In Staphylococcus aureus and other bacterial species, there is an increasing link between nucleotide biosynthesis regulation and virulence despite the mechanisms not being completely understood [63]. A Campylobacter study using a Tn library in a mouse infection model found that inactivation of genes in the purine and pyrimidine biosynthesis pathways (purS, purQ purL,carB, pyrB and pyrF) resulted in severe colonization defects in mice [22]. These studies show that bacteria require nucleotide synthesis (or acquisition) to colonise a host, infect or replicate in the host. Therefore, the essential nature of these pathways may be of interest for therapeutic development. Unidentified purine and pyrimidine transporters have been suggested, but not found, in Campylobacter, as the rest of the purine salvage pathway is absent, apart from apt [22, 62]. In this study, the apt gene was not part of the core essential genome in either species. It is present in all C. jejuni, and C. coli strains tested; it was essential in all strains but one of the C. jejuni strains tested (80512) and only in one of the C. coli strains tested (15–537260).

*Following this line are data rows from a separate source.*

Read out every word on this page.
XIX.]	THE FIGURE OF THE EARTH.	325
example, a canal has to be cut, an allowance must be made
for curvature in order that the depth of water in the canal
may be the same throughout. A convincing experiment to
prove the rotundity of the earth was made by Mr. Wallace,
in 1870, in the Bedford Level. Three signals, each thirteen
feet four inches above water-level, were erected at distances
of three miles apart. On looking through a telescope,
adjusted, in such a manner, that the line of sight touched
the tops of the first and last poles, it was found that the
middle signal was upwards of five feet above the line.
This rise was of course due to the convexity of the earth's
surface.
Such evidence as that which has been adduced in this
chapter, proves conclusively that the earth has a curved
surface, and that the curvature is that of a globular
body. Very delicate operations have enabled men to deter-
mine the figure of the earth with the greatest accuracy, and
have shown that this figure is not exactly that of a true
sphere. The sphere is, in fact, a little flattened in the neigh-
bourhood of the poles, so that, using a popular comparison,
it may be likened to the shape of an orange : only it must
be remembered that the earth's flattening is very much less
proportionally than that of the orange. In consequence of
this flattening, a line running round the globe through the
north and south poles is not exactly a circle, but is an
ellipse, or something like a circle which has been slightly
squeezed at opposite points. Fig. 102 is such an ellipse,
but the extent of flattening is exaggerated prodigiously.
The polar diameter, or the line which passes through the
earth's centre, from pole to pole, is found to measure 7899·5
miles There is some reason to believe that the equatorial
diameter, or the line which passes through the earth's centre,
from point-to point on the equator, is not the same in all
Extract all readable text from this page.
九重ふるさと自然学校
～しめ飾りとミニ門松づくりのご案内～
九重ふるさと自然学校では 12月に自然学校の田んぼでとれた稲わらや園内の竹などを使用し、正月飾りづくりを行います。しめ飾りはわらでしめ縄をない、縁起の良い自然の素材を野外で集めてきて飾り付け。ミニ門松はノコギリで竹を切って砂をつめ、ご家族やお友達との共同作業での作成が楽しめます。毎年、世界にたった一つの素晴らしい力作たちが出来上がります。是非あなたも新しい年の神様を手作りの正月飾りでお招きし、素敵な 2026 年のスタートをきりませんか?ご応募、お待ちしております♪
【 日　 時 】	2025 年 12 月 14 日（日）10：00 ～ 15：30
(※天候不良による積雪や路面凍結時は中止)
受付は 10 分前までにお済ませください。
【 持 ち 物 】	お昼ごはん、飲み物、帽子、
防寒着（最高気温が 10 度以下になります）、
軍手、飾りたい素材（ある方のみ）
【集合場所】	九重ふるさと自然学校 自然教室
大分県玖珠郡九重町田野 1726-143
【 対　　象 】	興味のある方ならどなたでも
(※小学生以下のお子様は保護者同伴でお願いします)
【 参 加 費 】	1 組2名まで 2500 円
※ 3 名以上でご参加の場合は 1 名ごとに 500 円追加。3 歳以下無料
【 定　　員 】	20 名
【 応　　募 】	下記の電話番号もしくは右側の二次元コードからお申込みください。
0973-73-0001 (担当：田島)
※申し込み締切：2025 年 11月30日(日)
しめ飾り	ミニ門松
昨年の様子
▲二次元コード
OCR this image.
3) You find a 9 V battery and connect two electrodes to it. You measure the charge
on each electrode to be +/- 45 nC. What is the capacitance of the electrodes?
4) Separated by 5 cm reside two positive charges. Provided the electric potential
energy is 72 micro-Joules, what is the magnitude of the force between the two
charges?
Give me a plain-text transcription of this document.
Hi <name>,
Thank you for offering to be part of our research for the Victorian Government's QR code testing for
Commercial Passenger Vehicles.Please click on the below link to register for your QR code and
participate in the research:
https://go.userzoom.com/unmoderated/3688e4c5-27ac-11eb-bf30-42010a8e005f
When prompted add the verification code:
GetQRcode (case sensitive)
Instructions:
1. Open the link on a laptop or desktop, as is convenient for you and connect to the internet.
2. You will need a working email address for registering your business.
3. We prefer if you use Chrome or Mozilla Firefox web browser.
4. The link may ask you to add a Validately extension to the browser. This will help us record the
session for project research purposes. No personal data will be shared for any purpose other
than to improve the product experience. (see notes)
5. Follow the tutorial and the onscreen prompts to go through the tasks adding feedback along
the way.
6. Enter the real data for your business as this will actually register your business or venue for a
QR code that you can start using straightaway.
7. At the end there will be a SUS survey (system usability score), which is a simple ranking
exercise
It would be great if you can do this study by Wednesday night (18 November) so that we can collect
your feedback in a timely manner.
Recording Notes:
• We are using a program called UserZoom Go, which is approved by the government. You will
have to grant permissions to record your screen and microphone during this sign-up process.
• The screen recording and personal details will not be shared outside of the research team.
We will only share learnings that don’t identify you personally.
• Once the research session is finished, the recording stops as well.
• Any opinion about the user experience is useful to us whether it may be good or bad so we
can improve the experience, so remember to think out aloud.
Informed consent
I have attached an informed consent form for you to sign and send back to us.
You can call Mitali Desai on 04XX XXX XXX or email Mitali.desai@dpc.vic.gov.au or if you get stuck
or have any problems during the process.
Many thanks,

Four aminoacyl tRNA synthetases appear in the essential gene list for C. jejuni only. As aminoacyl tRNA synthetases are normally essential, this warranted further investigation. For C. coli H102680185, pheS, proS, and alaS were found to have a very low number of Tn insertions (two, two and four Tn insertions, respectively) therefore missing the cut-off for being called as essential in that strain. All other strains had no insertions in these genes. Similarly, gatB had two Tn insertions found in C. coli 15–537360 thus missing the threshold for essentiality. None of the other C. coli strains had any Tn insertions in gatB.

Among the genes identified as being essential to just C. coli were those coding for a potassium uptake system (KtrA/B). Maintenance of osmotic pressure is essential to bacteria, which use potassium import systems to regulate this. Both this study and others have been unable to identify another potassium transporting system occasionally found in C. jejuni called KdpA/B/C, in the genomes for the C. coli strains used in this study or in other C. coli strains [22]. Thus, we hypothesise that C. coli contains only one potassium uptake system, encoded by ktrA and ktrB, which is, therefore, essential. Neither the genes encoding KtrA/B nor the genes encoding the KdpA/B/C system were identified as part of the core essential genome for C. jejuni in this study. This is due to the strain differences between C. jejuni strains. Within this study, ktrA/B are called as essential in three C. jejuni strains – 11168, 80512 and 80864, but are not essential in 81–176, M1cam and 50520408. In the strains where ktrA/B are not essential, the kdpA/B/C system exists. In C. jejuni 81–176 which has both systems, both have previously been found to be non-essential in C. jejuni 81–176 during in vitro growth [22, 64]. We hypothesise from these and others' results, that Campylobacter requires at least one functional potassium uptake system and strains that have both systems can rely on the other if one is removed, whereas for Campylobacter species such as C. coli with only one system, the genes encoding these proteins are essential.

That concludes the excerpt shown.